Judge slams “totally disproportionate” fees

disproportionate
Hamilton Murphy principal Richard Rohrt.
disproportionate
Hamilton Murphy’s Stephen Dixon.

Hamilton Murphy’s Richard Rohrt and Stephen Dixon have a Ferrari to sell now that they’ve been appointed receivers and managers over the property, assets and undertaking of The Rose Guerin and Partners Trust but getting paid for their labours won’t be straightforward after a judge ripped ’em a newie in respect of their “totally disproportionate” fees.

In Rohrt, in the matter of Rose Guerin and Partners Pty Ltd (in liq) v Princes Square W24NY Pty Ltd (No 2) [2021] FCA 547 delivered this week, Federal Court judge Stewart Anderson recounted his concern upon learning that Rohrt and Dixon, having been appointed liquidators of Potts Point accounting firm Rose Guerin and Partners Pty Ltd in late 2019, had by December 3, 2020 generated professional costs and liquidators’ costs of $540,583.04, plus what was described as an “uplift fee of 25 per cent for professional legal costs of $52,430.97”.

“Having reviewed that evidence, I had serious concerns about the scale of those costs” Federal Court judge Stewart Anderson.

According to his honour, this number didn’t include the fees of Mills Oakley, the liquidators’ previous solicitors, which had not been rendered at the time Guerin’s lawyers made their request for costs and disbursements.

The costs information was contained in one of several affidavits Rose Guerin filed in opposition to the liquidators’ application for an order appointing them receiver managers to the trust assets.

“Having reviewed that evidence, I had serious concerns about the scale of those costs,” his honour said.

“In these circumstances, I have concerns that the amount of the fees incurred to date by the liquidators is totally disproportionate to the complexity of this proceeding and the scope of work that has been completed.

“As a consequence, it is appropriate that there be an order that, without approval by court order, the liquidators are not to charge any fees in relation to the liquidation or administration of the Company or in relation to the liquidators’ appointment as receiver and manager over the property, assets and undertaking of the Trust.” Support INO’s continued chronicling of the insolvency sector.

Further reading:

Disclaimed Ferrari Recovered After PPSR Blunder

8 Comments on "Judge slams “totally disproportionate” fees"

  1. Ironic, guy who sits on his backside all day and makes over half a millions dollars a year from tax payers pockets, complain about a business with multiple employees and business costs charging half a millions dollars for its services, when another business could have been chosen to do the job – can we pick our judges then? Perhaps the judge should stick to his lane, and not make comments about things that aren’t within his job description.

  2. James T Johnson | 28 May 2021 at 11:31 am | Reply

    Issues regarding remuneration can be the subject of review under Div 60 of the IPSC and also by Creditors.
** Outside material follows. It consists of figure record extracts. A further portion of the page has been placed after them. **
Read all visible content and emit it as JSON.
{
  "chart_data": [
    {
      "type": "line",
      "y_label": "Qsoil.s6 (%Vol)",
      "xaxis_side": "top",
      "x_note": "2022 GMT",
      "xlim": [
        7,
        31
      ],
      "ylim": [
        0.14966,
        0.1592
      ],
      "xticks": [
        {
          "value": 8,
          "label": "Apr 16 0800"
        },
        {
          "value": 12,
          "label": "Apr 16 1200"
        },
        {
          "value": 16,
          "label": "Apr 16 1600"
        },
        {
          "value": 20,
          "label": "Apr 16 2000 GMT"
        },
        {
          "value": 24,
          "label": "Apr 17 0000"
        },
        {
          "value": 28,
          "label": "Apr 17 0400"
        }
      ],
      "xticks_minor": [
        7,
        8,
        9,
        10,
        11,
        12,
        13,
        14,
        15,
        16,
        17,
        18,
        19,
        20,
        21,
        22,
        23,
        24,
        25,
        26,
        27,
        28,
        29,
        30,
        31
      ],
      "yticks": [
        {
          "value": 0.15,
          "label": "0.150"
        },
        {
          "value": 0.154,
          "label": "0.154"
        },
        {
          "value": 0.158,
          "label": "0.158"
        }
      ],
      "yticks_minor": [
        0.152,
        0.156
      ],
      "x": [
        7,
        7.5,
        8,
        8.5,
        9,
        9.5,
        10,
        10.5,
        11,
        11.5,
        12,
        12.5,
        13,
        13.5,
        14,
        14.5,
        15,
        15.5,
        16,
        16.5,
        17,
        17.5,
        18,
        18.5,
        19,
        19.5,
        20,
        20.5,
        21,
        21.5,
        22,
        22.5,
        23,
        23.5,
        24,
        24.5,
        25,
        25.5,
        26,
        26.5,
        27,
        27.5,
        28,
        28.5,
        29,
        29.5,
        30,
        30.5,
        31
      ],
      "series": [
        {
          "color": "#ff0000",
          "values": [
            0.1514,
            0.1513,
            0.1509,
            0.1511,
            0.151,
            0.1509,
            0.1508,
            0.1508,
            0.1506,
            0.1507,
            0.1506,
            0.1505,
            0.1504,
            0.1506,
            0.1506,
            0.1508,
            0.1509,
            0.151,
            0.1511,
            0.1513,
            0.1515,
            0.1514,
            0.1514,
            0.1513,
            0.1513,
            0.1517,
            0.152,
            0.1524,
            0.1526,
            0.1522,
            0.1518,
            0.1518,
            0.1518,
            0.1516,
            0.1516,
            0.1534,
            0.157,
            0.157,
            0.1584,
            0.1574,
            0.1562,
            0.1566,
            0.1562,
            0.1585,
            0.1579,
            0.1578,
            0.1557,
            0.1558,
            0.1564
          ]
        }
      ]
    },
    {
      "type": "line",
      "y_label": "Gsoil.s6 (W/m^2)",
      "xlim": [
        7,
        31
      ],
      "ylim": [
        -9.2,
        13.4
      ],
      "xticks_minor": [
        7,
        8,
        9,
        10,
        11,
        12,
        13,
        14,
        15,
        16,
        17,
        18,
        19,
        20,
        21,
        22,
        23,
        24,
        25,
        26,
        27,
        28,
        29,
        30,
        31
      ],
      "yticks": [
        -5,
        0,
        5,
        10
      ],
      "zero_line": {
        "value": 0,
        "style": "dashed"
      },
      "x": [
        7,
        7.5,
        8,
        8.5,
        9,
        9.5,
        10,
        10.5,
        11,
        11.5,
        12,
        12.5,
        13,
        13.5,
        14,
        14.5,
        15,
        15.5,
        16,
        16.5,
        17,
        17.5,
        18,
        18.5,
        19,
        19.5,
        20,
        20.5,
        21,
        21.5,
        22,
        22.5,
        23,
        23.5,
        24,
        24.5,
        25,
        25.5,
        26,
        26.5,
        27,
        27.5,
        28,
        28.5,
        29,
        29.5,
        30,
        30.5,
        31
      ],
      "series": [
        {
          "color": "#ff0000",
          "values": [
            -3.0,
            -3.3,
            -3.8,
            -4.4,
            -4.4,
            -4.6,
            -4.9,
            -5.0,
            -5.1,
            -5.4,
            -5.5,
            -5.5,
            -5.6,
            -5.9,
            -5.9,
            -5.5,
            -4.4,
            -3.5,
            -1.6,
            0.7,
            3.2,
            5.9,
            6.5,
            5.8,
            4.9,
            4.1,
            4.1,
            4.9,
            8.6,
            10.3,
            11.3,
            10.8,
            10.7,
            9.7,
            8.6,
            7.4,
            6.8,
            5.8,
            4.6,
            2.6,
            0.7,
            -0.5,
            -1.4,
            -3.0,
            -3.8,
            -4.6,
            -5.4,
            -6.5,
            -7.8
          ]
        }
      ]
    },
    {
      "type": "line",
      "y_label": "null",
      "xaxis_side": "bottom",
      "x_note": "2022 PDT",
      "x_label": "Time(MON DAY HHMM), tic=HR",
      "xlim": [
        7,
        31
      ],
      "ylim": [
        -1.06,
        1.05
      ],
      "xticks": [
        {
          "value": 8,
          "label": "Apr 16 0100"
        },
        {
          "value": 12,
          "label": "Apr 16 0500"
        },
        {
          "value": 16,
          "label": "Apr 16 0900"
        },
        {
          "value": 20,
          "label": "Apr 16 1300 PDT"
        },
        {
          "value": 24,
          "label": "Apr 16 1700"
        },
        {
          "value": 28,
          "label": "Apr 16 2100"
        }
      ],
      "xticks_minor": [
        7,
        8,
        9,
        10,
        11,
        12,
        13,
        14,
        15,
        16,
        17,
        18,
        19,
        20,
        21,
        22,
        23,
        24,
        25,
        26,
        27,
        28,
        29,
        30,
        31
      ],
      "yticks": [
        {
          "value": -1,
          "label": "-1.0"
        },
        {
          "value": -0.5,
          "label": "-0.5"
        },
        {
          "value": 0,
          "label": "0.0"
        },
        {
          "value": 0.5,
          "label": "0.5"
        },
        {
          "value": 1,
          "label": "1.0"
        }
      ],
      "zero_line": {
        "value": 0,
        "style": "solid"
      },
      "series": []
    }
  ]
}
    These issues have been around since Mirror Newspapers and appear to be getting worse – but each administration has its own difficulties and that is why they are consider on the basis of fairness reasonableness and proportionality

  3. Kudos to the Court, charging 500k for a gig with only 300k worth of assets is ridiculous. Somebody needs to hold some of the less IPs amongst us into line

  4. Lord Jirsch | 30 May 2021 at 9:10 am | Reply

    No longer in the industry, but I am amazed that ARITA exists with all its spit & vigour, and yet..nothing changes. I mean, as for ASIC, has it euthanised itself?! Hello, corporate regulator, anyone home? Knock! Knock! The insolvency industry is in more disarray from regulatory and ethical standpoints than it was barely 15 years ago. I think things are worse, as attested by the two lead articles on this website.
    St

  5. Each matter is decided on its own unique facts. The decision to devote resources to a project is made by the insolvency practitioner involved. If they decide to devote more resources than necessary that practitioner will be responsible for the additional costs involved. Courts are reasonably flexible in considering remuneration applications, however, inefficient project management, over zealous staff, pandering to a creditor or creditor group, or ill-considered litigation often leads to concern being expressed.

  6. Jim Johbson | 31 May 2021 at 8:34 pm | Reply

    I agree with Paul Evans

  7. Fees for No Service | 10 June 2021 at 2:01 pm | Reply

    I understood the changes made in 1993 to the insolvency provisions and in particular by introduction of VA’s was to improve the whole end to end process. Creditors are still wearing the damage bill and not much has changed. There has to be a correlation between assets/debts relative to the practitioners fees, otherwise there will be ongoing “over servicing”. When a 30+ yr old manager can charge $550 per hour + GST, you know the system is terribly unfair and skewed. Agree with an earlier comment ARITA is asleep becz it has a vested interest and ASIC, less said.